The man who killed 90 women

The man who killed 90 women

A convicted murderer, who has already been found guilty of killing three women in California and has also been charged with murdering a woman in Texas, is now claiming to be America's most prolific serial killer — and he is enjoying the attention he is getting for explaining how he committed decades' worth of crimes.

Samuel Little, 78, has reportedly told investigators that he committed nearly 100 murders from 1970 to 2005 in Texas, Florida, Georgia, Kentucky, Tennessee, Mississippi, Louisiana, Illinois, Ohio, California, Indiana, Arizona, New Mexico and South Carolina, NBC News reports.

If the claim is true, it would make Little "one of, if not the most, prolific serial killers in U.S. history," according to a statement from Ector County District Attorney Bobby Bland. As of now, the most prolific serial killer to date is Gary Ridgway, who was convicted of 49 murders.

Little appears to enjoy receiving attention through divulging details of the murders he claimed to have committed, according to a New York Times report. Investigators also say he is enjoying being in a different jail in Texas, which is quieter than the noisy Los Angeles County prison, while communicating with police.

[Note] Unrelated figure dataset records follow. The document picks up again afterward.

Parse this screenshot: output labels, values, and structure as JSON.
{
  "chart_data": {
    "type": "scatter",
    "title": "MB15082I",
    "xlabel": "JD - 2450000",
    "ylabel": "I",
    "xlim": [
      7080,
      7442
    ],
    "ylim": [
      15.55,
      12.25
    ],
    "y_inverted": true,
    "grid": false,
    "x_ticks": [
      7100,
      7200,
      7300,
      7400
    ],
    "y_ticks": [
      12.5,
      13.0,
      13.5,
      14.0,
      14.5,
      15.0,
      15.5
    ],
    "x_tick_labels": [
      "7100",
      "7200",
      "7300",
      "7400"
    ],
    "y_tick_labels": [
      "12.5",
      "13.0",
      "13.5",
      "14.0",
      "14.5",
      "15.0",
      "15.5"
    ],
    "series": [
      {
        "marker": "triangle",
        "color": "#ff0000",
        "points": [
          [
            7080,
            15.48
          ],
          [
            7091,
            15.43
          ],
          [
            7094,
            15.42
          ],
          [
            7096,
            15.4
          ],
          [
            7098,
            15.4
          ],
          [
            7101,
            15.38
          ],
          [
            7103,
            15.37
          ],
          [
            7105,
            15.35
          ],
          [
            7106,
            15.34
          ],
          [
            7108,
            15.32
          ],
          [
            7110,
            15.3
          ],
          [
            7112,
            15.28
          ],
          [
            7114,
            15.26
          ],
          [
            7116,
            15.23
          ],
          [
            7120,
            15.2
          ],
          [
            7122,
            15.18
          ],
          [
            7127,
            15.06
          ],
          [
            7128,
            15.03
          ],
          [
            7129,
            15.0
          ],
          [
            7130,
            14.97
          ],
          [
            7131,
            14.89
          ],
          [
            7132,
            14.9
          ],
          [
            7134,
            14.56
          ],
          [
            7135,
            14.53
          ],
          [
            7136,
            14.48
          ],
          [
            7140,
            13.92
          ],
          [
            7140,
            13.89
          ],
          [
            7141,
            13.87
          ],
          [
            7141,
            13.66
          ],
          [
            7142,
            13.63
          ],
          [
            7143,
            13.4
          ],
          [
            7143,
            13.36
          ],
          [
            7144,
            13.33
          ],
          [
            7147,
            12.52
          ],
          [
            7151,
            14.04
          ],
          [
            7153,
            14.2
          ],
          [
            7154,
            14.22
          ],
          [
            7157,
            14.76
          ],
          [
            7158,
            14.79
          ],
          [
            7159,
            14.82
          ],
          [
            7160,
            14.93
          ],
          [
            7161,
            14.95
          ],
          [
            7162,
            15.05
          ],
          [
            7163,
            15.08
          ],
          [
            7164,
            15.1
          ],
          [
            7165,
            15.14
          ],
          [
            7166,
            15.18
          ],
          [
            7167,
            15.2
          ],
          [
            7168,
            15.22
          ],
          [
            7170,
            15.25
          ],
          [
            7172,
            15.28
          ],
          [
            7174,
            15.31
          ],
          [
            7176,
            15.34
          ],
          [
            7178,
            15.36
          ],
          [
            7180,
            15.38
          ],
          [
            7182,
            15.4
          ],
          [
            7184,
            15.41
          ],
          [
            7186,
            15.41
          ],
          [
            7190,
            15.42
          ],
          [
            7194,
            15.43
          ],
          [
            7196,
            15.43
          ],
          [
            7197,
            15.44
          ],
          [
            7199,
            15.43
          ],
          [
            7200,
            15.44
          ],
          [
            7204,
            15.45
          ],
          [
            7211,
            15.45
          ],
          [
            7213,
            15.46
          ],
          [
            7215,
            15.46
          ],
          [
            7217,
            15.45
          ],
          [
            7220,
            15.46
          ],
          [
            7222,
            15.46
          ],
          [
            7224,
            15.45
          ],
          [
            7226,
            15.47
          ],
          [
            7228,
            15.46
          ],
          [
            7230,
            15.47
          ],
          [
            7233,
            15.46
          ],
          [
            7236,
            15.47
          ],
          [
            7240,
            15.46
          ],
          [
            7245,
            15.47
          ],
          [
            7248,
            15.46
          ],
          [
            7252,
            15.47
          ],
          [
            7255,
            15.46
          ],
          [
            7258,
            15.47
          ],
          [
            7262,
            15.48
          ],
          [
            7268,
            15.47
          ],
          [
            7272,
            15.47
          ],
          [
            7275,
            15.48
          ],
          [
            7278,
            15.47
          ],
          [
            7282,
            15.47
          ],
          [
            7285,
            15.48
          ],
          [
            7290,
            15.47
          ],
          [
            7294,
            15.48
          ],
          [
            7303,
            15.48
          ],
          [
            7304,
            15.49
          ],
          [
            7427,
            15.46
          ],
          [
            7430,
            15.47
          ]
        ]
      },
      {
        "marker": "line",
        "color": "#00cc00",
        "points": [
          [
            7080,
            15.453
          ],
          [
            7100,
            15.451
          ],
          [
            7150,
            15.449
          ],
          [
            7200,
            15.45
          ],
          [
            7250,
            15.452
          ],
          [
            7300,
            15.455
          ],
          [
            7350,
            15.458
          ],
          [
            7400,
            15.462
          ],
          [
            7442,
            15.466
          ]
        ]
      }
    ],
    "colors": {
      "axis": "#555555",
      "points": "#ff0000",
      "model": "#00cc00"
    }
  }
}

Investigators appear to believe he is telling the truth as he goes into agonizing detail about the dozens of murders he has claimed to have committed.

"He has confessed to over 90 murders in this country and over 30 of those have been confirmed so far," Bland said in an interview with NBC News earlier this month. Now, he is continuing to go into details about his crimes.

One such crime is the 1996 murder of Melissa Thomas, 24, who was found dead in a cemetery in Texas. Little allegedly confessed to this murder last month.

Sgt. Crystal LeBlanc told the New York Times that during that confession, Little said he met Thomas on a street and they went to the cemetery to do drugs in his car.

"He said that she said, 'Why do you keep touching my neck? Are you a serial killer?'" Sergeant LeBlanc recalled. That statement led Little to strangle her to death, according to LeBlanc.

"He said God made him this way, so why should he ask for forgiveness?" she said. "He said God knew everything he did."

Sgt. Michael Mongeluzzo, a detective in Marion County, Florida, who interviewed Little last month, said he is surprised by Little's talent of remembering specific details from decades past. He also said that he thinks that Little got away with as many alleged killings as he has over the years because he targeted people shunned or ignored by society.

"I can go into my world and do what I want to do," Little said, according to Mongeluzzo, referencing neighborhoods rattled by poverty and drug addiction. "I won't go into your world."

Another investigator is calling the killer "evil."

"Believe it or not, you only see evil a few times in your career," Tim Marcia, a cold case detective with the Los Angeles Police Department told the New York Times. "Looking into his eyes, I would say that was pure evil."

Little, also known as Samuel McDowell, was convicted in 2014 of strangling three women in California from 1987 to 1989, according to a 2014 report by NBC Los Angeles. He dumped their bodies in alleyways around the Los Angeles areas.

He is serving three life sentences for those crimes.

Earlier this year, he was charged with the 1994 murder of Denise Christie Brothers in Texas, a murder he allegedly admitted to, according to CBS7 in Midland, Texas.